Chapter 12, Failover Configuration, explains how to provide highly available services, using technologies such as Heartbeat to handle failover when a service goes offline.
Chapters 13, 14, and 15 all cover MySQL database information related to Drupal. Chapter 13, MySQL, provides an in-depth look at MySQL performance considerations and general configuration settings. It also contains an introduction to MySQL storage engines, with specific focus on InnoDB for performance and scalability. Chapter 14, Tools for Managing and Monitoring MySQL, introduces a number of tools commonly used for tuning, managing, and monitoring MySQL servers. Chapter 15, MySQL Query Optimization, wraps up the MySQL discussion by focusing on methods for locating and optimizing slow queries.
Chapter 16, Alternative Storage and Cache Backends, describes how alternative database and data storage engines can be used with Drupal to improve performance. This chapter includes examples on how to implement Memcache, Redis, and MongoDB backends with Drupal.
Chapter 17, Solr Search, discusses using Solr as an alternative search option for Drupal. We look at some of the benefits and added functionality that can be achieved by shifting the search backend out of MySQL.
For an optimally performing site, it’s important to have a properly tuned web server. Chapter 18, PHP and httpd Configuration, discusses how to best configure the web server and PHP for a Drupal website. httpd.conf is nothing to be scared of—we cover thread settings, keepalive, logging, and other useful configuration options for Apache httpd. This chapter also discusses PHP configurations and the importance of using an opcode cache.
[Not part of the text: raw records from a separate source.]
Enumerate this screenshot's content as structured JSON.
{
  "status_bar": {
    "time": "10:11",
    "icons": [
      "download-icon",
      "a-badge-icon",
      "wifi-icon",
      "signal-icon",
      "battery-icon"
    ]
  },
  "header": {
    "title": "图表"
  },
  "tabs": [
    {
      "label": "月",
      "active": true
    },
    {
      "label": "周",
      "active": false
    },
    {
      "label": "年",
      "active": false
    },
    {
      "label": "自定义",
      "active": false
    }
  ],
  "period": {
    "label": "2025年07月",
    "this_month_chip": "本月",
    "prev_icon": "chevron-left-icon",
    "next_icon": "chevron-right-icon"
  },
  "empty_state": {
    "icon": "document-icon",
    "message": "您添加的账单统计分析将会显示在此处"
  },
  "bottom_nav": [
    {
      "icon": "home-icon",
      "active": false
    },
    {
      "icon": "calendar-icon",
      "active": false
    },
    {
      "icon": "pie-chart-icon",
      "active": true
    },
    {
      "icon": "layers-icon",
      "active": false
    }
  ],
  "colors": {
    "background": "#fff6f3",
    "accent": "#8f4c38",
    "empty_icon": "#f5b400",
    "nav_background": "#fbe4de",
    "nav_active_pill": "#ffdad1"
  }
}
Chapter 19, Reverse Proxies and Content Delivery Networks, introduces the concept of using a reverse proxy to cache website content. We give detailed examples of how to use Varnish with Drupal, including specific Varnish Configuration Language (VCL) configurations that can dramatically increase website performance. This chapter also covers content delivery networks (CDNs) and explains options for integrating Drupal with a CDN.
One important lesson in this book is that website performance is not a one-time task; it’s something that needs to be done continually in order to have a website perform at its best and be able to scale to meet increasing traffic needs. Chapter 20, Load Testing, discusses load testing tools and the importance of ongoing testing in order to catch performance issues before they become major problems.
Wrapping up the book, Chapter 21, Where to Next?, provides some external resources to extend upon ideas presented in the book.
The following typographical conventions are used in this book:
Constant width bold
Constant width italic
This icon signifies a tip, suggestion, or general note.
This icon indicates a warning or caution.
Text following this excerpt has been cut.